Since most of America's eligible voters fail to exercise that privilege the case can be made that as bad as our government is, we asked for it? After all, when most of the population doesn't vote they are telling politicians that they don't care one way or the other what they do.
But if Americans don't care enough to save ourselves should the rest of the world have to suffer from our economic and foreign policies? Everytime an American does or does not cast a vote he/she not only affects his/her own life but the lives of millions of people around the globe.
Think about it!
plk
ABC News: Why Do So Few People Vote in the U.S.?

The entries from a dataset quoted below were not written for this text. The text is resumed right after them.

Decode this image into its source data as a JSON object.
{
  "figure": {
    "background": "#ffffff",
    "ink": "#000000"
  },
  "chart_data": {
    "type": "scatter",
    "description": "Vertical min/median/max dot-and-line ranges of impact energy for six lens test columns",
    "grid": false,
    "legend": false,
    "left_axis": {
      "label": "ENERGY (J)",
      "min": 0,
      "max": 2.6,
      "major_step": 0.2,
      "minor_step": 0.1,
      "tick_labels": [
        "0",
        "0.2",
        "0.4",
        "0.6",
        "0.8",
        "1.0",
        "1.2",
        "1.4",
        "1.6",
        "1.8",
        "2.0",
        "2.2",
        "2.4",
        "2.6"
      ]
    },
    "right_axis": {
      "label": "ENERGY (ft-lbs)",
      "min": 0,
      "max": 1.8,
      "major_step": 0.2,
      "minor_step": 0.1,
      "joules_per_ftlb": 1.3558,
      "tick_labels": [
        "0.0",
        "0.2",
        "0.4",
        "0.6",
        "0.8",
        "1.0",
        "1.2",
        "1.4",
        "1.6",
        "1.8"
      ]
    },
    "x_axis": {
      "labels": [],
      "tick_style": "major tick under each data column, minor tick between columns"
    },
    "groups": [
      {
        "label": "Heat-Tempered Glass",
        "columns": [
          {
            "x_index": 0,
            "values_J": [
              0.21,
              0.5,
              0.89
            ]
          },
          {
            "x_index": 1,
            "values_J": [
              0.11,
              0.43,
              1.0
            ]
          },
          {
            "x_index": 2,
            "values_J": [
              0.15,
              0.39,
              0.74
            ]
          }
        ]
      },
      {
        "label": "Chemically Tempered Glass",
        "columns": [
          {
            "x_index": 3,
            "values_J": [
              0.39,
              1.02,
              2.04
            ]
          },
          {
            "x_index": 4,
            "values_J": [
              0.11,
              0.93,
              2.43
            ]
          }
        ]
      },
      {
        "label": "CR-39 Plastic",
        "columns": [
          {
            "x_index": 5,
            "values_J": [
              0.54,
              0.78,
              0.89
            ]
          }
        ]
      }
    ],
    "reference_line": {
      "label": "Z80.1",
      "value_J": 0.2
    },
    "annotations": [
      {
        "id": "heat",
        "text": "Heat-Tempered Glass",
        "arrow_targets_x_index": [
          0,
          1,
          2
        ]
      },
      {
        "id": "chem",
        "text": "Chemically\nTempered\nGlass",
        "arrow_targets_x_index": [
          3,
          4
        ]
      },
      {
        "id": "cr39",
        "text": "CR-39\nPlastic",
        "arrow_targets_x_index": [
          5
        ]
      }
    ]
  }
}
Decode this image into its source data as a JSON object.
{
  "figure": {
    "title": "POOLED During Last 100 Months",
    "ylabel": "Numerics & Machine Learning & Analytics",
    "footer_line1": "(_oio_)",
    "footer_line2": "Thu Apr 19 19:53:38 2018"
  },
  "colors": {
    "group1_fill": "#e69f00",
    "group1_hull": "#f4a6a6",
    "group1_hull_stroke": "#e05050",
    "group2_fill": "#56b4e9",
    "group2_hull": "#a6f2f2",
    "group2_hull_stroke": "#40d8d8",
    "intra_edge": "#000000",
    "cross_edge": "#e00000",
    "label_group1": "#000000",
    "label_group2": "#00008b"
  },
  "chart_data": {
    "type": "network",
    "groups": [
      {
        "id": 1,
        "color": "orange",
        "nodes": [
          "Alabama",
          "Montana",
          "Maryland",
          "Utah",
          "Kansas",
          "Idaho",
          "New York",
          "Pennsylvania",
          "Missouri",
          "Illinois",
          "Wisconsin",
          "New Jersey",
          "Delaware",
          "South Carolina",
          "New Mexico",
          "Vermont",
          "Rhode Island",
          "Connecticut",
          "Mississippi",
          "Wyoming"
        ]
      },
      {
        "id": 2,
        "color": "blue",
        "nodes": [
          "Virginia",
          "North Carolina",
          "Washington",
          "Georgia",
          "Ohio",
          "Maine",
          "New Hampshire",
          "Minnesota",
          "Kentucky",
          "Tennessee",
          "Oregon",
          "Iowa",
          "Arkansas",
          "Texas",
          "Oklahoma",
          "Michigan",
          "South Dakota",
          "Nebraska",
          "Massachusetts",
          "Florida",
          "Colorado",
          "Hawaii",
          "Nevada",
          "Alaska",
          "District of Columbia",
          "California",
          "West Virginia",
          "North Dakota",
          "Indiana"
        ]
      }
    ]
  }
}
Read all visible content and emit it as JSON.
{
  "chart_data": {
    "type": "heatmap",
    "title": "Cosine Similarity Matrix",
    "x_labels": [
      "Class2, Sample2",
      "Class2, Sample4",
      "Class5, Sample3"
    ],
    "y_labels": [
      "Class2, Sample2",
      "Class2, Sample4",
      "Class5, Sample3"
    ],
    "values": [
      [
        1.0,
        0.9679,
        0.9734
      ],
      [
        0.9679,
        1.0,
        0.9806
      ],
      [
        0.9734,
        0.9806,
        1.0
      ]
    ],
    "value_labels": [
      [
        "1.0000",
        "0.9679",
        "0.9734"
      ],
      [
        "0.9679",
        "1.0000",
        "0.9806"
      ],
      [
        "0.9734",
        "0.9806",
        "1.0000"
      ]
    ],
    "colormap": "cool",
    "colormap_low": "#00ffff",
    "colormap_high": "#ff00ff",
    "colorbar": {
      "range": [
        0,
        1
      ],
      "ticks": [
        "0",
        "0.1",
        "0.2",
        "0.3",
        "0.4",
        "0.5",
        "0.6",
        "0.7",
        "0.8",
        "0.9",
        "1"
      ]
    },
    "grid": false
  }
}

Read the entire article at: http://abcnews.go.com/Politics/wireStory?id=2629866&page=1
WASHINGTON - Government of the people, by the people, will be missing a lot of people Election Day. It's a persistent riddle in a country that thinks of itself as the beacon of democracy.Summarized by Copernic Summarizer
Why do so few share the light?
Compare U.S. voting with foreign voting and it's not a pretty sight.
Americans are less apt to vote than are people in other old democracies, in new ones, in dangerous places, dirt poor ones, freezing cold ones, stinking hot ones and highly dysfunctional ones.
Even that theocratic "axis of evil," Iran, has bragging rights over the United States in this regard. So does chaotic Iraq, where an estimated 70 percent of voters cast ballots in December parliamentary elections.
Participation, paradoxically, is highest in states where making it to a polling station can be misery on a wintry day. Minnesota, Alaska, Maine, New Hampshire, South Dakota, Wisconsin and Wyoming are among states that lead the nation in getting voters out, and they put the Sunbelt to shame.
In 2004, a polarized year when everyone remembered the near dead heat four years earlier, turnout climbed over 60 percent edging a little closer to the likes of Iran, Iceland and Somalia.
Some of the best states for voter turnout have conveniences such as same-day registration. But it is their culture of civic engagement that is most credited for their relative success.
The expansion of absentee voting in many states has yet to produce a clear spike in overall participation.
The United States lags about 130 countries in voter participation. Discount ones that enforce compulsory voting laws fewer than a dozen and America's standing hardly improves.